Several factors combine to reduce the country’s Navel and Valencia orange export crops
The Citrus Growers’ Association of Southern Africa (CGA) has announced a drop in its Navel orange export crop, with the Valencia forecast also edging downwards.
It said the projected volume of Navel oranges for export had been adjusted downwards to a total of 22m cartons.
“This is a significant 14.5 per cent reduction from the estimate at the start of the season, which was 25.6m cartons,” the Association stated.
The new estimate represented an 11 per cent decrease from last year’s final export figures, when South Africa packed a total of 24.8m cartons of Navels for shipping to foreign markets, it continued.
“There are several factors which necessitated the adjustment to the current season’s estimates,” the CGA explained. “Local citrus juicing prices are currently high, and many growers are taking advantage of this.
”Fruit sizes are also somewhat smaller due to the warm and dry weather experienced in large parts of the country. This means there are more individual fruit packed into a 15kg carton relative to last year.
”Severe winds have also caused some fruit to drop from trees in the Western Cape and hail damage has been experienced in certain parts of the Senwes (Groblersdal and Marble Hall) region,” it said.
An increase in Egyptian oranges exported to the European Union was also having an effect on South African export plans.

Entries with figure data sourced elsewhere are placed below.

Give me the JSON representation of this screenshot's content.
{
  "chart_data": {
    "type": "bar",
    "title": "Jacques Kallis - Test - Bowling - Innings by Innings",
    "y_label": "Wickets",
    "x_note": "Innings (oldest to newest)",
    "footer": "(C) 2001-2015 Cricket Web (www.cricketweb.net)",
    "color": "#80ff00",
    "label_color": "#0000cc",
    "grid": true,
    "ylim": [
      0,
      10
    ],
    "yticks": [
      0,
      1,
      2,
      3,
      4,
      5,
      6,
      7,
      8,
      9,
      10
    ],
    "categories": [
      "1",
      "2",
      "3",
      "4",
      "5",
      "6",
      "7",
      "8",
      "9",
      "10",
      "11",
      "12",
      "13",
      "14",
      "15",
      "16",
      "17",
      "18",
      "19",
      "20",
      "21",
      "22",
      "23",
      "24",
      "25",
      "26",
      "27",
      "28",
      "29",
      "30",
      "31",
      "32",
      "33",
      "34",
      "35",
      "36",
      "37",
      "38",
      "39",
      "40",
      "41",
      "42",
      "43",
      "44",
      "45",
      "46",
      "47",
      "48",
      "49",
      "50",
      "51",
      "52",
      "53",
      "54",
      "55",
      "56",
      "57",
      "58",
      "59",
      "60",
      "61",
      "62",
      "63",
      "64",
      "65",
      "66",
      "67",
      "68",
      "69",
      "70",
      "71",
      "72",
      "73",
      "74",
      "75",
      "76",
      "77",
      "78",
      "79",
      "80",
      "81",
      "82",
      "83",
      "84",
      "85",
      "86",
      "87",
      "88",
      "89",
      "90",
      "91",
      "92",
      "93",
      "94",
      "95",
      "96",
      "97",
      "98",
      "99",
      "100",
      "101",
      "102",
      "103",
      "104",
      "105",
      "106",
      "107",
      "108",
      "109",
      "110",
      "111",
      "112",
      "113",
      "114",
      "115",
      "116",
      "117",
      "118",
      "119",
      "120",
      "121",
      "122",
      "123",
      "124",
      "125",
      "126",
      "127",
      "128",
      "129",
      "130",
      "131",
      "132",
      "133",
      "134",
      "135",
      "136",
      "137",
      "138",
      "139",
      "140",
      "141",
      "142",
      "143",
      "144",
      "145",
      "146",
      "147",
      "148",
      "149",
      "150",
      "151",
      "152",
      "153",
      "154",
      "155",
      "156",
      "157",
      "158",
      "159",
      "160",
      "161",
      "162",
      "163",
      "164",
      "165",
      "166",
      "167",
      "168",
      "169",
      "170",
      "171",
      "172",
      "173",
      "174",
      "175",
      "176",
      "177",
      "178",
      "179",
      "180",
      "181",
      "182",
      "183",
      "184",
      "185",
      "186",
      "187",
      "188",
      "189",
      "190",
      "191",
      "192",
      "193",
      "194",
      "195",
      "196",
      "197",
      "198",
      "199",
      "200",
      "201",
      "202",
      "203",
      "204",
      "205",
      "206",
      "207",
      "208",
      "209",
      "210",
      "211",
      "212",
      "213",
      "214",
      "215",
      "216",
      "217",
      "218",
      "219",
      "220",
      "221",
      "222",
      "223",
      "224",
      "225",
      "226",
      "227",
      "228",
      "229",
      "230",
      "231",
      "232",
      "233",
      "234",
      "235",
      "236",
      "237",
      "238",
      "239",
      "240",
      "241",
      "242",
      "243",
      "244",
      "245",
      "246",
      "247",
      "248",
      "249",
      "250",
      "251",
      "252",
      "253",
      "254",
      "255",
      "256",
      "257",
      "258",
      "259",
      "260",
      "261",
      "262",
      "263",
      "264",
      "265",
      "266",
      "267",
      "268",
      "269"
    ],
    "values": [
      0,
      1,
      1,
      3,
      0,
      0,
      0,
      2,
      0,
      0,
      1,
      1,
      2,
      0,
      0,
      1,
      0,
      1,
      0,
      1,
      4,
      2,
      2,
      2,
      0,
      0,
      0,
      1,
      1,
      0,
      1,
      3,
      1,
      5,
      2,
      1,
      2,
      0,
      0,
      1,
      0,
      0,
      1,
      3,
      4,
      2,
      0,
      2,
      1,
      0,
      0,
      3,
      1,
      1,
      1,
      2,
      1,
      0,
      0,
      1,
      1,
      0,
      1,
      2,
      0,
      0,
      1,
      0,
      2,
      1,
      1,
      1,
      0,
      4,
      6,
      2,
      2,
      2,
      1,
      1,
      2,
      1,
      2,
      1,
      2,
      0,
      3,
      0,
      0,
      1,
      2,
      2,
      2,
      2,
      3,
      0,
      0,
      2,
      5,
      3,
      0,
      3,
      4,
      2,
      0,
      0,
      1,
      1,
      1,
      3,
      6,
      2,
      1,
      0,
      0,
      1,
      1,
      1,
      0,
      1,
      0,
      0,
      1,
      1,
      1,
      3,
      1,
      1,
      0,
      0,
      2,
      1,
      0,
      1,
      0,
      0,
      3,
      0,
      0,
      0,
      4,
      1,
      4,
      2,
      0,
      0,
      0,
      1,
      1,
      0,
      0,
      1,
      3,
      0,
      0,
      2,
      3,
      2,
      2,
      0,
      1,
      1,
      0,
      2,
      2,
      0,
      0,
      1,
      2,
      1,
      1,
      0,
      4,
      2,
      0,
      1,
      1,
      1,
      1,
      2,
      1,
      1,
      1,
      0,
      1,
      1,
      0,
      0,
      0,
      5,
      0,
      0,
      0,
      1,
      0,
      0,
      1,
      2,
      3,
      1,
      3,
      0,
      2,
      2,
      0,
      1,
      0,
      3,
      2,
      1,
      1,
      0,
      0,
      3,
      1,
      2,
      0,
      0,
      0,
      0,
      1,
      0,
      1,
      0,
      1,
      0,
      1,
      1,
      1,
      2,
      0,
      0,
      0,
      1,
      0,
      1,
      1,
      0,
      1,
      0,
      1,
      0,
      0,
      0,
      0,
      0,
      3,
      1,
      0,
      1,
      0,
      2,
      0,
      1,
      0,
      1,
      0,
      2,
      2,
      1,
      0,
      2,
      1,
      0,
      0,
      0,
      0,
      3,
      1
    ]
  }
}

“Even though Egypt is counter-seasonal to South Africa, more Egyptian oranges in the European market does impact early season demand,” CGA outlined.
Navels make up approximately 17 per cent of the entire South African citrus export volume.
The projected export figure of Valencia oranges has also been reduced to just over 56m cartons, which is a 4 per cent reduction from the estimate at the beginning of the season.
“It is, however, early in the Valencia season and a further reduction is possible,” CGA commented. ”Last year South Africa packed 52m cartons of Valencias for shipping to foreign markets.”
Valencias make up approximately 31 per cent of total citrus export volumes.
The CGA said it was important to note that the overall increase in orange production in South Africa was set to continue on a gradual growth trajectory for the next ten years. “
”However, a larger 2024 crop does not necessarily mean that an excessive volume of oranges will be shipped to export markets, reducing any risk of over-supply.”